Auditionné au Sénat jeudi 31 octobre, le directeur général de l’assurance-maladie, Thomas Fatôme, a confirmé la volonté de mieux sécuriser les prescriptions d’analogues du GLP-1. « Si nous ne surveillons pas les conditions dans lesquelles ils sont prescrits, je peux vous dire qu’on va avoir extrêmement rapidement des centaines de millions d'euros de dépenses », a-t-il déclaré en évoquant Ozempic ou Trulicity, antidiabétiques parfois détournés de leur indication première et prescrits comme traitements contre l’obésité. Pour Pierre-Olivier Variot, renforcer les règles autour de la prescription de ces médicaments semble néanmoins indispensable. « Je reçois plein de prescriptions hors AMM pour ces médicaments. Encore récemment pour une patiente qui n’est pas du tout diabétique… Cela pose un vrai souci et cela explique les tensions d’approvisionnement sur ces spécialités », regrette-t-il. Néanmoins, ce nouveau procédé pose un autre problème, selon lui. « Aujourd’hui, pour certains médicaments comme Praluent, il faut une demande d’entente préalable mais lorsque l’assurance-maladie ne répond pas dans les délais, la “non-réponse” vaut pour acceptation. Là, il faudra obligatoirement une réponse positive pour ouvrir la voie à une prise en charge. Or on ne peut pas avoir ces deux systèmes différents qui cohabitent », estime le président de l’USPO.

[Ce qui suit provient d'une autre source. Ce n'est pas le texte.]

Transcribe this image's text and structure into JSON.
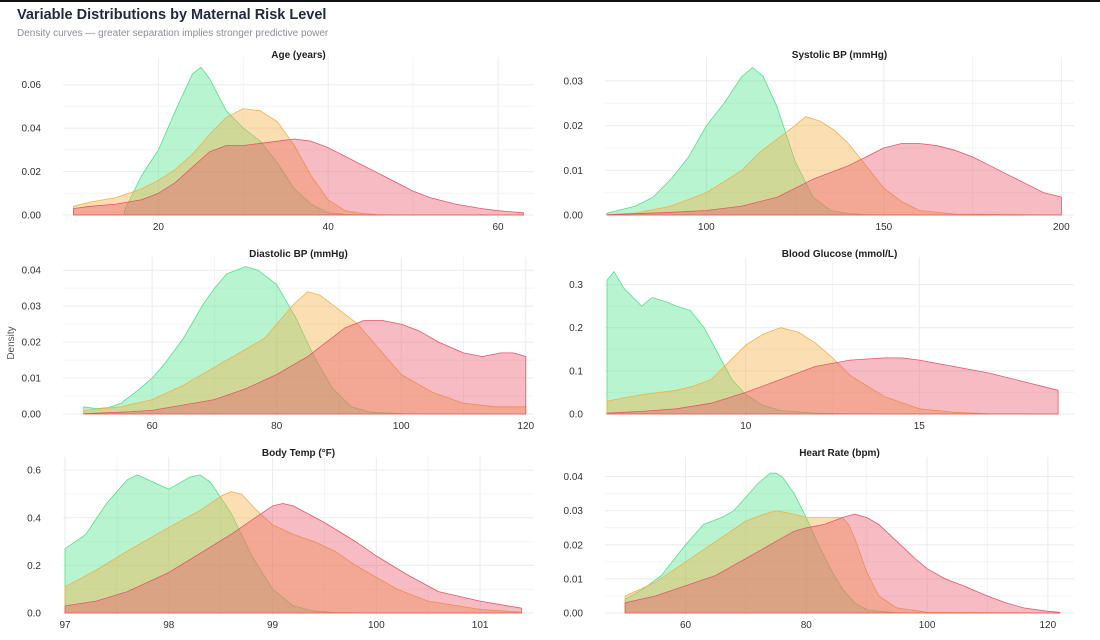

Devant les sénateurs, Thomas Fatôme a rappelé que cette procédure de vérification préalable de certaines prescriptions pourrait bientôt s’appliquer au transport de patient et aux analyses médicales, tel qu’évoqué dans le PLFSS pour 2025 bien que l'article en question (article 16) ait été supprimé lors de son examen par la commission des Affaires sociales de l’Assemblée nationale. « Il faut que les professionnels acceptent qu'il y ait (au moment de la prescription de certains produits de santé) quelques démarches à faire très simples », a-t-il argumenté, rappelant que ces pratiques sont déjà suivies dans d’autres pays européens. Pas suffisant encore pour convaincre des médecins et pharmaciens réticents, à des degrés divers, sur cette évolution.